Local file: The Local file (also based on the OECD format) would have to be provided in a format consisting of two parts. 

  • One part of the Local file form would contain some general information that would have to be completed and filed by all companies or permanent establishments satisfying one of the three thresholds (listed above).
  • The second part (a more detailed one, providing mainly qualitative information on the various sorts of intercompany transactions) of the form would only be completed and filed by companies or permanent establishments that have cross-border intragroup transactions exceeding in total a value of €1 million. In instances when the company or permanent establishment includes more than one business unit, the second part of the form would have to be completed and filed per business unit. 

The current version of the draft law foresees that the Local file would need to be filed electronically together with the Belgian income tax return. 

Penalties, effective date

Companies and permanent establishments required to satisfy the new rules and that fail to satisfy the reporting and filing requirements would be subject to penalties ranging from €1,250 to €25,000.

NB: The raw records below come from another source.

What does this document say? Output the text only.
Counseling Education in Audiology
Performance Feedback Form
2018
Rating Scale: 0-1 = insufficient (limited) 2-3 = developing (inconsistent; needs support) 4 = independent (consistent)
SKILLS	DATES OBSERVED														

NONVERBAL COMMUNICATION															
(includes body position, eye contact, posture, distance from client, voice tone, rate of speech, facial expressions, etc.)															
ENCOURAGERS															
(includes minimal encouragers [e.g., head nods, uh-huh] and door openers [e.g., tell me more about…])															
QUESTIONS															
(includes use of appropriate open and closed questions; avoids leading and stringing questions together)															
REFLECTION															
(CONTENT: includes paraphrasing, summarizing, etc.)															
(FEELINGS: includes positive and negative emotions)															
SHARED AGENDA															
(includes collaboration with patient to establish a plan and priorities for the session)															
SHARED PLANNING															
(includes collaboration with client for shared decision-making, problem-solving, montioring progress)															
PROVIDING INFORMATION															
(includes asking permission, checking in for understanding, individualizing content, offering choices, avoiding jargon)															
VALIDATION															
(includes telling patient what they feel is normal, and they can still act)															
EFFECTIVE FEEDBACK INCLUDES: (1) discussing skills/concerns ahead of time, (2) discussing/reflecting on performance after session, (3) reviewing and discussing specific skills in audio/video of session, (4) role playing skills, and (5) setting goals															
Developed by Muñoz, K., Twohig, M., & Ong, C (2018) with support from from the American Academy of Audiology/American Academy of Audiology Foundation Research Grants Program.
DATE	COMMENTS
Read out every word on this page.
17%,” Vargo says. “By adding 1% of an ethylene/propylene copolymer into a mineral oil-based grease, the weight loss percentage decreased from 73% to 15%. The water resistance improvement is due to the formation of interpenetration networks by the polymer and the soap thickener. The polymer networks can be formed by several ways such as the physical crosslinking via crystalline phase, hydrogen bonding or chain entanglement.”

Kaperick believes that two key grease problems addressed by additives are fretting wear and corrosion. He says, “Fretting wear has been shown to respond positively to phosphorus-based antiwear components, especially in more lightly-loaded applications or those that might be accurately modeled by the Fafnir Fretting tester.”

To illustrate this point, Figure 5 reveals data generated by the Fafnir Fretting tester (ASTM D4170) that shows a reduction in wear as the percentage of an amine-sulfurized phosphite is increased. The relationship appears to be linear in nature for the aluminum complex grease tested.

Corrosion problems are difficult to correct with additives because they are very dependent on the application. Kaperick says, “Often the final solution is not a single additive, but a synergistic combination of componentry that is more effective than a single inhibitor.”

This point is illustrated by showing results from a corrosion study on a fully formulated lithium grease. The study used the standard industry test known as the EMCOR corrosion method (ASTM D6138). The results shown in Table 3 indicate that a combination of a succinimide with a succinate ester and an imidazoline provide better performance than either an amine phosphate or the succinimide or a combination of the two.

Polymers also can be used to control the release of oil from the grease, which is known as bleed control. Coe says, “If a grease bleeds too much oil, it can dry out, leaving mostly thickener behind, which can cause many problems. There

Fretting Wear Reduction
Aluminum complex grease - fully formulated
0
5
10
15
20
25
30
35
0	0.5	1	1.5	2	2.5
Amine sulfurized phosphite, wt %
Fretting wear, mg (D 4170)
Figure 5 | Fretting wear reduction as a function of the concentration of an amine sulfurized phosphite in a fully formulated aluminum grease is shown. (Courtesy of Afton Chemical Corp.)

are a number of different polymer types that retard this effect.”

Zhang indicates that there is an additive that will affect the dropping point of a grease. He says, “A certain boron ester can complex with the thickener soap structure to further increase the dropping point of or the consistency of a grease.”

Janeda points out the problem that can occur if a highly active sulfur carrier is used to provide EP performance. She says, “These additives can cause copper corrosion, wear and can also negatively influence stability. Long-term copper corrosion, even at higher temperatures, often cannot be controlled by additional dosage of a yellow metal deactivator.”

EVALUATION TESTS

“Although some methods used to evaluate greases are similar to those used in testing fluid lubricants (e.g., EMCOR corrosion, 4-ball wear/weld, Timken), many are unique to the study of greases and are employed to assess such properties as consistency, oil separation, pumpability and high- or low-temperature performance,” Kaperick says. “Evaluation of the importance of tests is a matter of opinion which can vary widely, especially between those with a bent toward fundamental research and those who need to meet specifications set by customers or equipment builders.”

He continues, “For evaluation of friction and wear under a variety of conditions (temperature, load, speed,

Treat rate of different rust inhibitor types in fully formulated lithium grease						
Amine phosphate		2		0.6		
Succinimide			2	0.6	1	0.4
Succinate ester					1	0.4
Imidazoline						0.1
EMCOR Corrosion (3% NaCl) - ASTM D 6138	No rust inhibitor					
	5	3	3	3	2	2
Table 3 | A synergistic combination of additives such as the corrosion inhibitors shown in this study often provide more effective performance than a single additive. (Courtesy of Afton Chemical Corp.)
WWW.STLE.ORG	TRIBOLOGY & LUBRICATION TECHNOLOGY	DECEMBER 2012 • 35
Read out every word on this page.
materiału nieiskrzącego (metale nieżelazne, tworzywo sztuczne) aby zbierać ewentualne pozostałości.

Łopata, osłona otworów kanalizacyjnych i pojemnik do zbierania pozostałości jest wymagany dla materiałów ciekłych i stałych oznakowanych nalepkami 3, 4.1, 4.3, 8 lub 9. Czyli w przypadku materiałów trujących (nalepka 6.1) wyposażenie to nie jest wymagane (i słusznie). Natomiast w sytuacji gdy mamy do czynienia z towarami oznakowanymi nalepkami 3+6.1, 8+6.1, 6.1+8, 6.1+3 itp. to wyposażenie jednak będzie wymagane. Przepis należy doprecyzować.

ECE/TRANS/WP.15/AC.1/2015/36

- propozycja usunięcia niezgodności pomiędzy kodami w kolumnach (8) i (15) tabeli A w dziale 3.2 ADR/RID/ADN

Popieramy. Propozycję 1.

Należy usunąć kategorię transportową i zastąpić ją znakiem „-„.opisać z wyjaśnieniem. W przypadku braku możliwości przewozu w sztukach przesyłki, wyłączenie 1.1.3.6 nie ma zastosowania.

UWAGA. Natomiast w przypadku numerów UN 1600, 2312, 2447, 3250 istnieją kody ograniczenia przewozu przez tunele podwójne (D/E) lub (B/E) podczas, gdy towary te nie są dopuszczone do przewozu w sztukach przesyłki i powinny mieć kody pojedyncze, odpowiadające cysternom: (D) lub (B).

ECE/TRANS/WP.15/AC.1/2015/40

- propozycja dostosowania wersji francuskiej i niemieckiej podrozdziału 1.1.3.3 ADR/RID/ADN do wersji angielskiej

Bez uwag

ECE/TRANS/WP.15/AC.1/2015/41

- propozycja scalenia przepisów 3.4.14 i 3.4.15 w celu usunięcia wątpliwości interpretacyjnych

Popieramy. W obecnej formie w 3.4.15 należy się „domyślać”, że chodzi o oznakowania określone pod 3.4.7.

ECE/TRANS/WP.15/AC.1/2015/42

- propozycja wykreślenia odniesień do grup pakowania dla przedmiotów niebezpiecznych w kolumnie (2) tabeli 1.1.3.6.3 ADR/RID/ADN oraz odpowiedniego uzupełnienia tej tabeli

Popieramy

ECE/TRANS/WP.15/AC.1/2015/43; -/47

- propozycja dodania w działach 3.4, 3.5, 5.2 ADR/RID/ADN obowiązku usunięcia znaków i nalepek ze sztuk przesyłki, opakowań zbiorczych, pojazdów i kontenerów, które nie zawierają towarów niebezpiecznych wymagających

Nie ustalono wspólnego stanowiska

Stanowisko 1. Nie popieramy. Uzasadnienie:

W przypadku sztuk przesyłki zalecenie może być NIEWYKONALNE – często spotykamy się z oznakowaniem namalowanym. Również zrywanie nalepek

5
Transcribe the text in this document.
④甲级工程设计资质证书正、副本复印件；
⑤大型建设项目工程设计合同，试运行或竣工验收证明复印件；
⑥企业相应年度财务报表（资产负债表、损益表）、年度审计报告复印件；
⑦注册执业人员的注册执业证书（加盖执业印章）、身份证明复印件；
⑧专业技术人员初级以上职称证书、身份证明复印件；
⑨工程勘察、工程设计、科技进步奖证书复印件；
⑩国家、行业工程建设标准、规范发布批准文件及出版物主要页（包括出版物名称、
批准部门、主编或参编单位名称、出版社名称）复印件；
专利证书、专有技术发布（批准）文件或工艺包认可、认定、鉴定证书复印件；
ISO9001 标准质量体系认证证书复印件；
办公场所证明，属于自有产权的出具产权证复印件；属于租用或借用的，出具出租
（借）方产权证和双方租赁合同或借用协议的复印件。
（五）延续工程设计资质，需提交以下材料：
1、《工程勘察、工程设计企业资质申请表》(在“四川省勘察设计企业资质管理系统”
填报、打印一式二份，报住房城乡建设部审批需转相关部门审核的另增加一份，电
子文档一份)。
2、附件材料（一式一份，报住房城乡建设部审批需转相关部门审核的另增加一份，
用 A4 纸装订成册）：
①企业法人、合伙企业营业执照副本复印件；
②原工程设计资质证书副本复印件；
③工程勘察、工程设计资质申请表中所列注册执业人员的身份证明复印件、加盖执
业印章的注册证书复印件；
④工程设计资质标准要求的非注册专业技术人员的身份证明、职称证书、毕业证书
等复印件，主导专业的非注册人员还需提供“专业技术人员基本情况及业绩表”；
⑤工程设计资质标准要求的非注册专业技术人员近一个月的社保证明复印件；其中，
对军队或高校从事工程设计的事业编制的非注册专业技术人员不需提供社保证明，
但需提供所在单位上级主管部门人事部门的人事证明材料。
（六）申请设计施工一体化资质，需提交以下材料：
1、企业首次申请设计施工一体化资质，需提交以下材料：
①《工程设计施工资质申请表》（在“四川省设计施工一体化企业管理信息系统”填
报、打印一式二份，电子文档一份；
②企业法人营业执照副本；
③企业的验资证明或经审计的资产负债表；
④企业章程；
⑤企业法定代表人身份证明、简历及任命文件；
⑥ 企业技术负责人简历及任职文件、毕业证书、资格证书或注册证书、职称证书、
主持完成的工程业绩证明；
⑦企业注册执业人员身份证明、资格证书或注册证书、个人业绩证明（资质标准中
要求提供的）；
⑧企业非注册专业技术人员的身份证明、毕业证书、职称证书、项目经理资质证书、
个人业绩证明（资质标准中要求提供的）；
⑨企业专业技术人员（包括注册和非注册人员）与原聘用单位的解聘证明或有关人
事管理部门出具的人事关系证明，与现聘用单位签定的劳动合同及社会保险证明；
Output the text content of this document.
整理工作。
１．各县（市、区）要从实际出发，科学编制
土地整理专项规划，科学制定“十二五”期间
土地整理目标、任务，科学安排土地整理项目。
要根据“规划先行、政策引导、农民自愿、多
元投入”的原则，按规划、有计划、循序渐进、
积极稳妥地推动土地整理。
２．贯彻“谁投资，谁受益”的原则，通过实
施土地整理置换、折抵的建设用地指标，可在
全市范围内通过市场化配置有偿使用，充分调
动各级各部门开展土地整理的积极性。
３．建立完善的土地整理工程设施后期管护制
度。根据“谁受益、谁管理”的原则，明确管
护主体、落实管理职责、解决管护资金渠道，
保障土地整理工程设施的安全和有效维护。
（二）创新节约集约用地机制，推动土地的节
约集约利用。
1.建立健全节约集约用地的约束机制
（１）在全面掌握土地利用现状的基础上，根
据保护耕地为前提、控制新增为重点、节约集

The transfer pricing documentation requirements would be introduced as from assessment year 2017 (i.e., financial years ending on 31 December 2016 or later).

KPMG observation

The Belgian business community has expressed concerns and queries about the practicalities and feasibility of the filing requirements (especially concerning the Local file) as currently pending in the draft law. It may be that some changes could be made during the legislative process to the pending draft law measures. Notwithstanding, it appears that Belgium will soon join the ranks of other countries that have introduced country-specific transfer pricing documentation requirements. Belgian taxpayers need to consider these provisions and start taking necessary steps and actions to prepare for these new requirements.